社説:施政方針演説 政治改革の覚悟どこに

 政治改革への決意も覚悟も伝わってこない。

 自民党の根深い金権体質に不信が募る中、岸田文雄首相が施政方針演説を行った。

 通常国会の最大の焦点は「政治とカネ」である。首相は自民派閥の政治資金パーティー裏金事件を受けた党の改革中間報告に触れ、「信頼回復を果たして政治を安定させ、重要政策を実行する」と従来の発言を繰り返した。

 金の流れの透明化に欠かせない政治資金規正法改正は「各党との協議」に委ねるとし、使途の公開が不要で野党から廃止案も出ている「政策活動費」については、言及すらしなかった。

 事件を引き起こした政党のトップとして、あまりにも主体性を欠くのではないか。

 信頼回復のためには、何よりも裏金の実態解明が不可欠である。政治とカネで集中審議した演説前日の衆参予算委員会で、首相は党幹部に議員への聴取を指示したと説明したが、期限も手法も示していない。

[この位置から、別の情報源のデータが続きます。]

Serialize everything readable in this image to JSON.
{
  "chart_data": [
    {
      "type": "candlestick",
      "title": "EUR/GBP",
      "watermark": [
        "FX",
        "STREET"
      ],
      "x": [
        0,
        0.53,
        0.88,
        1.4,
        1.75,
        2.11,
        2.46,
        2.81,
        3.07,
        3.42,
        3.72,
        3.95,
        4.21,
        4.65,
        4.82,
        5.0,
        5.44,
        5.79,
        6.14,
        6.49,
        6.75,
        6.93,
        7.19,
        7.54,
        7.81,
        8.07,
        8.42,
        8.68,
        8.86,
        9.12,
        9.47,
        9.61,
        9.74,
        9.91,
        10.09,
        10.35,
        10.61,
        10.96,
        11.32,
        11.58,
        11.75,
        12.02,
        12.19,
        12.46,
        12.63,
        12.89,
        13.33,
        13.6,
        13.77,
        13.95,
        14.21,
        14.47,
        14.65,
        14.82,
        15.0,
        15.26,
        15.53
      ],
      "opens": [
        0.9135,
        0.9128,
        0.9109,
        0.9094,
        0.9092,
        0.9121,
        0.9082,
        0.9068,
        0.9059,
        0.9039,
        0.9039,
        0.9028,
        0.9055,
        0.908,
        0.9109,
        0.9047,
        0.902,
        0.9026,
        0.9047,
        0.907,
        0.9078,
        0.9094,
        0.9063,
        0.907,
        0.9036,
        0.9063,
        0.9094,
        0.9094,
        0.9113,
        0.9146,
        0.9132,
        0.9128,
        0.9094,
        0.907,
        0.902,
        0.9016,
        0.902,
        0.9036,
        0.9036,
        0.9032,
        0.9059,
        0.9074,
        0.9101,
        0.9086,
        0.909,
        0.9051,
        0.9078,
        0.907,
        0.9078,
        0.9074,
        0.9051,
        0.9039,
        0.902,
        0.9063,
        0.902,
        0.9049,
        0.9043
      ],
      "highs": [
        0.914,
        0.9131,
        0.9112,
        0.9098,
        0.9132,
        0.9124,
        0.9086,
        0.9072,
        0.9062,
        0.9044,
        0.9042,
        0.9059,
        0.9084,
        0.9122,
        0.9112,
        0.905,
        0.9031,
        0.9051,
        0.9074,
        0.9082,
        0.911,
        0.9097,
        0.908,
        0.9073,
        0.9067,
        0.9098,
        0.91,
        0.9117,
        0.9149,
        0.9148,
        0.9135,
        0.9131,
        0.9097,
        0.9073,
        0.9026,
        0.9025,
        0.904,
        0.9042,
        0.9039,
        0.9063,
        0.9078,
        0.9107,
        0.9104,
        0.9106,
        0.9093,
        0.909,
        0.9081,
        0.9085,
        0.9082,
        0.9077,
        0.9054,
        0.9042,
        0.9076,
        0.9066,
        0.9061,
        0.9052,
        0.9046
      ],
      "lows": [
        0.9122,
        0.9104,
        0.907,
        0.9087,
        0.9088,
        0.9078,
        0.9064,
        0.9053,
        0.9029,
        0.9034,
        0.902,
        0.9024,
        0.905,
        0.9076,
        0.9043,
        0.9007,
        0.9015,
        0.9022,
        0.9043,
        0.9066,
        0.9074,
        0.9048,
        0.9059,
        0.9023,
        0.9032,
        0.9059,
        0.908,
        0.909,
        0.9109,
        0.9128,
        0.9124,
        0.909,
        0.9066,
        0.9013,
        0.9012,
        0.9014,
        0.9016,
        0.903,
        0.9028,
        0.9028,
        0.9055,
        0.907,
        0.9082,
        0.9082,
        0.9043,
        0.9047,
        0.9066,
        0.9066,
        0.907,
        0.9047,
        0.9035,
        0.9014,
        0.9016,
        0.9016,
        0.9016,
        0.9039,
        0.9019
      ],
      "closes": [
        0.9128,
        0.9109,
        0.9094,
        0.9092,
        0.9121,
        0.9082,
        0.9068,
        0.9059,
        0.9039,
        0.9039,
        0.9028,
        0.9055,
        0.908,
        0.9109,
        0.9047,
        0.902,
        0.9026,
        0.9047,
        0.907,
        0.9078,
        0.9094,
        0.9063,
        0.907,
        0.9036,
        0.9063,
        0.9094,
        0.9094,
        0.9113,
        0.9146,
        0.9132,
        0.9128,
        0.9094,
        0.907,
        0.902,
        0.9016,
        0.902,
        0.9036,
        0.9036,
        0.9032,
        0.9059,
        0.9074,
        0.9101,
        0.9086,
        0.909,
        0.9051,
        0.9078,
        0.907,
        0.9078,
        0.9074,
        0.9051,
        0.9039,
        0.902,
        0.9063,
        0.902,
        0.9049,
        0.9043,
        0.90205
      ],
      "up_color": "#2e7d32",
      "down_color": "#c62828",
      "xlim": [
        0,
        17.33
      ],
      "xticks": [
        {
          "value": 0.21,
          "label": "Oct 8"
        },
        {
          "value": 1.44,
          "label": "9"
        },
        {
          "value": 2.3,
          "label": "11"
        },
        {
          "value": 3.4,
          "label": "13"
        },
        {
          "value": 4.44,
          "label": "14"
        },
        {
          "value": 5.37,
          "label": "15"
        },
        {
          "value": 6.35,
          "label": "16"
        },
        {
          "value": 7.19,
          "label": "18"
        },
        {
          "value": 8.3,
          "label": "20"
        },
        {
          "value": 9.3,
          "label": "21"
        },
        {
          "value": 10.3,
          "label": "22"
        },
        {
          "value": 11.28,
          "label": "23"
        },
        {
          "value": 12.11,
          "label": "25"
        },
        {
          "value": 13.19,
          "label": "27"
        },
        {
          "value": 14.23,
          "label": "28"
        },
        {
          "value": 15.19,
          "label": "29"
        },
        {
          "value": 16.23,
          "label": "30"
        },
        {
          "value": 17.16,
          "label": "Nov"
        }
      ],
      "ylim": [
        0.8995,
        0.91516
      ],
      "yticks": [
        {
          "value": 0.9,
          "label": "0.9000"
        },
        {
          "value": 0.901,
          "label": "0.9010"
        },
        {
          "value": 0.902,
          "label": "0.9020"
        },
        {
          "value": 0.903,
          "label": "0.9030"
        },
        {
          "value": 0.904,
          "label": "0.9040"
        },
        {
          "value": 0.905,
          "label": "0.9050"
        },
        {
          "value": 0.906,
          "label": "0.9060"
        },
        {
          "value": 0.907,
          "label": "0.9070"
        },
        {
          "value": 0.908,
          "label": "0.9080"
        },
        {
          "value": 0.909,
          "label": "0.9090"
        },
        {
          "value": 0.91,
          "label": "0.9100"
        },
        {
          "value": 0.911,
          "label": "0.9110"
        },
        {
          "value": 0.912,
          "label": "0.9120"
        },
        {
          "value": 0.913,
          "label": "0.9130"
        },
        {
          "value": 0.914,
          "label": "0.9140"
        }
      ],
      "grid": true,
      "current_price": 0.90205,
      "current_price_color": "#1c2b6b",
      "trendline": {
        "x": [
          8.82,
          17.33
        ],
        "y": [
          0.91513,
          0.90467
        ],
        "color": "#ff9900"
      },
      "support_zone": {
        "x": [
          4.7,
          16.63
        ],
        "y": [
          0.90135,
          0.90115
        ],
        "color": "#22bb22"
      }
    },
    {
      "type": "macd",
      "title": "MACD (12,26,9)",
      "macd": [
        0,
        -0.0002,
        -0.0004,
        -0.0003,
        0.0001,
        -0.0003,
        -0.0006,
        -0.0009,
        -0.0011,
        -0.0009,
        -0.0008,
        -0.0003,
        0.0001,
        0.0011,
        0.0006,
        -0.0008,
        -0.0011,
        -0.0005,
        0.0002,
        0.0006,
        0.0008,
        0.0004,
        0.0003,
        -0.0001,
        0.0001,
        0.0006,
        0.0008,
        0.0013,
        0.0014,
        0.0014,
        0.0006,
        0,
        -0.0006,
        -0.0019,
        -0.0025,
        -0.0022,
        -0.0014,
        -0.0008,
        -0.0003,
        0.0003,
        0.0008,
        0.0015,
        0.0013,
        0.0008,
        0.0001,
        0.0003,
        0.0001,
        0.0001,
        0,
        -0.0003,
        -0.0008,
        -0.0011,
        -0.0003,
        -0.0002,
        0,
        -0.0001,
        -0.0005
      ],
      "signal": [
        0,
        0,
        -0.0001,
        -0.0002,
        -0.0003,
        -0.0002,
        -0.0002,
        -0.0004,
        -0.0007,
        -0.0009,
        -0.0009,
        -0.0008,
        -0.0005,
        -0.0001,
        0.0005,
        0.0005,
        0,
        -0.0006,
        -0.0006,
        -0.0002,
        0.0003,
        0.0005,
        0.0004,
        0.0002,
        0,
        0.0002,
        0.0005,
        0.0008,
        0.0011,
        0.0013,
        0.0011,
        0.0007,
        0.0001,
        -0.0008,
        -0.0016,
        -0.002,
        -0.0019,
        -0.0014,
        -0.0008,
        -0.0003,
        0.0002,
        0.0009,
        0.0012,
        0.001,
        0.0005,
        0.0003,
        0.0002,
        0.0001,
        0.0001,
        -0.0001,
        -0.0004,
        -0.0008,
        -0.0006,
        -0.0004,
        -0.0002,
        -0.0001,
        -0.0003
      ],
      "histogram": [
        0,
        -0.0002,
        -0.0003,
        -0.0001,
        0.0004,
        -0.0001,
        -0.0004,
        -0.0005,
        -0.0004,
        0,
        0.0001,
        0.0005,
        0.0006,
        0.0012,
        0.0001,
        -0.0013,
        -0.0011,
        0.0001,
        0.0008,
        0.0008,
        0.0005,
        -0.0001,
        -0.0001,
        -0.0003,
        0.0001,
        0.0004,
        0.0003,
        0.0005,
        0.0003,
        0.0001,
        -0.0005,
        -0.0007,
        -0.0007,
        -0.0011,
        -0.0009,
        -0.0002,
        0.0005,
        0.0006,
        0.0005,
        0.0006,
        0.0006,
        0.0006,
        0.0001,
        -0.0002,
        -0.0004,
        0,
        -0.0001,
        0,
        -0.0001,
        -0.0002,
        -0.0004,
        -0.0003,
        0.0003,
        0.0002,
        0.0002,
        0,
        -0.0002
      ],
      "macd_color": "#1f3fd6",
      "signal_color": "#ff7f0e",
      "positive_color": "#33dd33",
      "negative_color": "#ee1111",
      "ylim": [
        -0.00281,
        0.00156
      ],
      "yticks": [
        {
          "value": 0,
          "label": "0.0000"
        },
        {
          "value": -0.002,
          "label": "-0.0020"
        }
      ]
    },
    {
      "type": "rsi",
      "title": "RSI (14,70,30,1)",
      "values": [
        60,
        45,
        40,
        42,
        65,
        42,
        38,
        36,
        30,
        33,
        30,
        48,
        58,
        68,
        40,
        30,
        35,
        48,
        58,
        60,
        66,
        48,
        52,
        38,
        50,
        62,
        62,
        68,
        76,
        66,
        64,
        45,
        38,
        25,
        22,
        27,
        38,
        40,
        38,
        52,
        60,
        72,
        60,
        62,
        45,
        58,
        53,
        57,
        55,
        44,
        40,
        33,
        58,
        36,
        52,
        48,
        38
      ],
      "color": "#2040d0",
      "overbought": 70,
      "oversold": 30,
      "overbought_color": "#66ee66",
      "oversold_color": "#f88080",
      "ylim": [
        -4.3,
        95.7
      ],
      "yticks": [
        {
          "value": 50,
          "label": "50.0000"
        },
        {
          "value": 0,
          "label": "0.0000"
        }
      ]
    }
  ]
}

一刻も早く、第三者の目を入れた調査を徹底すべきだ。

 能登半島地震への対応では、「復旧・復興支援本部を新たに設置する」と表明した。被災者の帰還と被災地の再生に取り組むとしたが、2次避難を余儀なくされている現状をどう認識しているのか。

 人口減少で「消滅の危機」も指摘される自治体では、災害を機に地域が縮小する流れが加速しかねない。そんな不安を解消するメッセージがなければ、復興の支えとなる希望につながらないだろう。

 首相が「政権の最大の使命」という経済再生に関しては、昨年以上の賃上げによる好循環を訴え、6月からの所得税・住民税減税をアピールした。

 だが、借金頼みの減税では財政の持続可能性に懸念が強まるばかりだ。防衛費の「倍増」や、「異次元」という少子化対策で必要となる国民負担の説明から逃げているとしかみえない。

 今月中旬の共同通信の世論調査では、岸田内閣の支持率が3カ月連続で20%台と低迷する中、政治資金規正法改正による厳罰化が「必要だ」は86%に上った。

 政治改革を巡る与野党の協議や新年度予算案の審議で、首相には率直な説明と思い切った指導力を改めて求めたい。

 野党の連携も問われる。政治とカネの問題が中途半端な幕引きとならないよう、一致点を広げて、実効性のある改革を実現しなくてはならない。